See 2023, 50 Secs. 47 and 49.](e) For the purposes of this section, a "manufacturing corporation" shall be a
corporation that is engaged in manufacturing; provided, however, that in order
to be engaged in manufacturing, the corporation shall be engaged, in substantial
part, in transforming raw or finished physical materials by hand or machinery,
and through human skill and knowledge, into a new product possessing a new
name, nature and adapted to a new use.Any operation manufacturing, in substantial part, value-added agricultural
products shall be considered a manufacturing corporation.A manufacturing corporation's activities will be considered to be substantial if
any 1 of the following 5 tests are met:(1) 25 per cent or more of its gross receipts are derived from the sale of
manufactured goods that it manufactures;(2) 25 per cent or more of its payroll is paid to employees working in its
manufacturing operations and 15 per cent or more of its gross receipts are
derived from the sale of manufactured goods that it manufactures;(3) 25 per cent or more of its tangible property is used in its manufacturing
operations and 15 per cent or more of its gross receipts are derived from the
sale of manufactured goods that it manufactures;(4) 35 per cent or more of its tangible property is used in its manufacturing
operations; or(5) the corporation's manufacturing activities are deemed substantial under
relevant regulations promulgated by the commissioner.In determining whether a process constitutes manufacturing, the commissioner
will examine the facts and circumstances of each case.For the purposes of this section, "value-added agricultural products" shall
mean any products of farming or agriculture, as defined in section 1A of chapter
128, which have increased in market value due to some process other than
packaging.
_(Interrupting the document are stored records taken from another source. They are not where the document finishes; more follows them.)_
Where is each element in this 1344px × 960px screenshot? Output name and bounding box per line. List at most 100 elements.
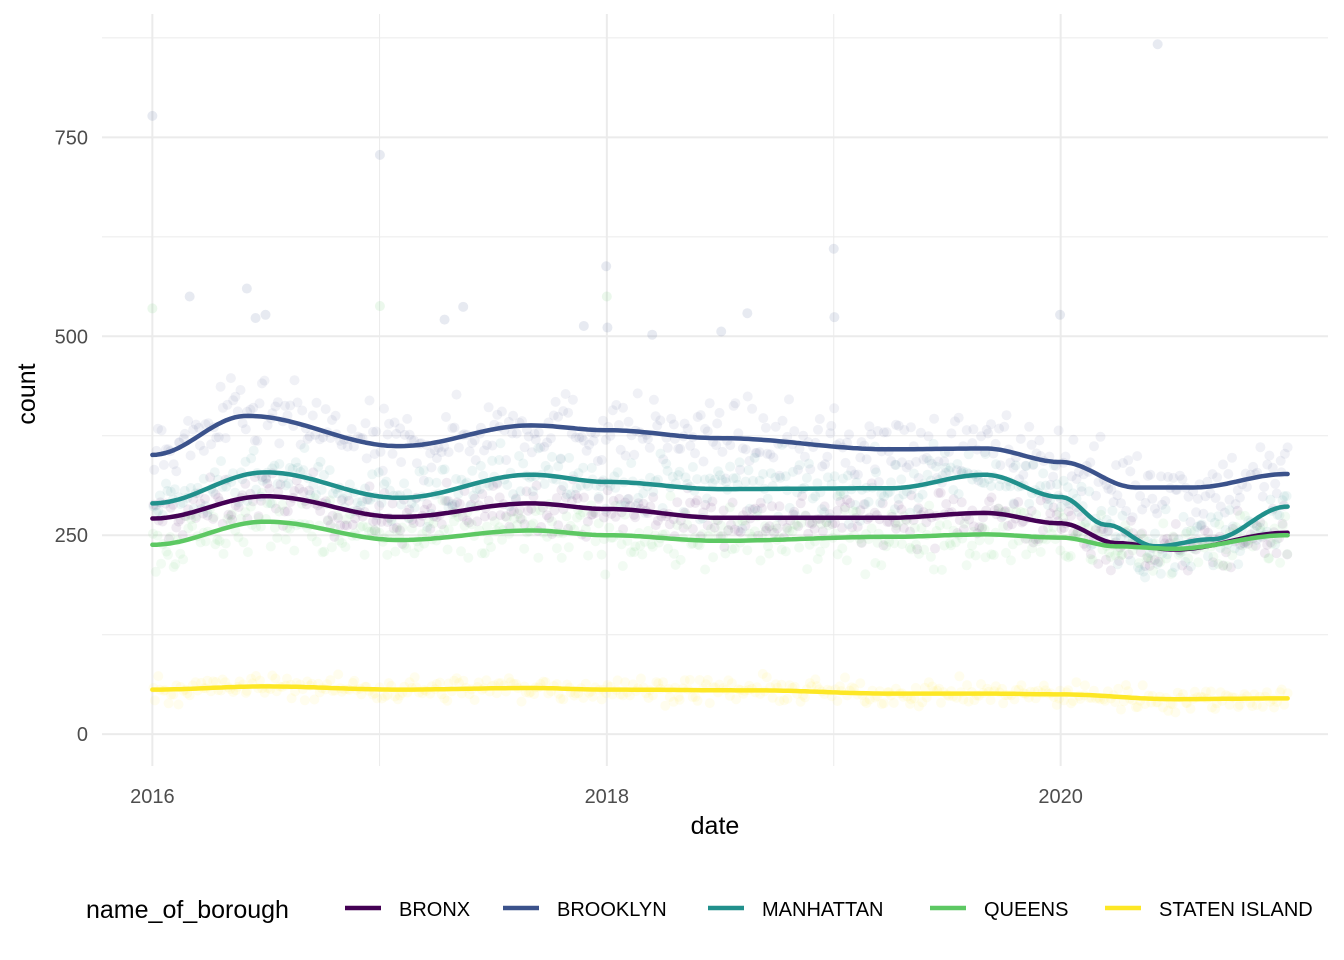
data-point [1051,509,1062,520]
data-point [650,411,661,422]
data-point [487,455,498,466]
data-point [623,493,634,504]
data-point [524,688,535,698]
data-point-outlier [1152,39,1163,50]
data-point [820,459,830,470]
data-point [754,447,765,458]
data-point [719,542,730,552]
data-point [1240,468,1251,479]
data-point [1040,480,1051,491]
data-point [1266,538,1277,549]
data-point [758,413,769,424]
data-point [1227,452,1237,463]
data-point [1227,550,1238,561]
data-point [548,410,559,421]
data-point [977,522,988,533]
data-point [843,519,854,530]
data-point [877,498,888,509]
data-point [747,403,758,414]
series-line-manhattan [150,470,1290,549]
legend-label: BROOKLYN [557,899,667,921]
data-point [767,692,778,703]
data-point [687,692,698,703]
data-point [1282,549,1293,560]
data-point [959,518,970,529]
data-point [442,695,453,706]
data-point [436,447,447,458]
y-tick-label: 750 [55,127,88,149]
data-point [633,492,644,503]
data-point [389,417,400,428]
y-tick-label: 0 [77,724,88,746]
data-point [257,378,267,389]
data-point-outlier [601,261,612,272]
data-point [655,415,666,426]
data-point [240,478,251,489]
data-point [560,492,571,503]
data-point [262,498,273,509]
data-point [185,483,196,493]
data-point [375,446,386,457]
data-point [742,391,753,402]
data-point [206,439,217,450]
data-point [1218,459,1228,470]
data-point [565,489,576,500]
data-point [452,497,463,508]
data-point [186,514,197,525]
data-point [464,517,474,528]
data-point [984,534,995,545]
data-point [187,521,198,531]
data-point [898,489,909,500]
data-point [630,512,641,523]
data-point [970,550,981,561]
legend-label: MANHATTAN [762,899,883,921]
data-point [1158,535,1169,546]
data-point [308,467,319,478]
data-point [515,486,526,497]
data-point [151,507,162,518]
data-point [1145,469,1156,480]
data-point [1167,567,1178,578]
data-point [690,448,700,459]
data-point [1085,457,1096,468]
data-point [1090,525,1101,536]
data-point [230,391,241,402]
data-point [1233,559,1244,570]
data-point [200,536,211,547]
data-point [329,531,340,542]
data-point [580,524,591,534]
data-point [914,548,924,559]
data-point [437,495,448,506]
data-point [238,537,249,548]
data-point [173,699,184,710]
data-point [761,672,772,683]
data-point [406,523,417,534]
data-point [227,514,238,525]
data-point [855,452,866,463]
data-point [690,692,701,702]
data-point [515,513,526,524]
data-point [565,520,576,531]
data-point [188,424,199,435]
data-point [556,485,567,495]
data-point [1034,435,1045,446]
scatter-points [147,39,1293,718]
data-point [549,505,560,516]
data-point [950,537,961,548]
data-point [1001,547,1011,558]
data-point [848,506,858,517]
data-point [279,506,290,517]
data-point [382,517,393,527]
data-point [218,548,229,559]
data-point [630,541,641,552]
data-point [602,485,613,496]
data-point [261,474,271,485]
data-point [1060,451,1071,462]
data-point [766,525,777,536]
data-point [1185,703,1196,714]
data-point [1203,551,1213,562]
data-point [685,497,696,508]
data-point [958,694,969,705]
data-point [893,500,904,511]
data-point [794,443,805,454]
Value-added agricultural products shall include, but shall not be
limited to: cheese, butter, buttermilk, yogurt, cream, ice cream, fruit preserves,
fruit juices, fruit sauces, fruit syrups, dried fruit, seeded fruits, peeled or
chopped fruit and vegetables, processed fruit and vegetables, salads, maple
syrup, maple candy, honey and all apicultural products, horticulture nursery and
greenhouse products, topiary plants, bacon, sausage, lard, dried or smoked
meat, wool and fish, seafood and other aquatic products.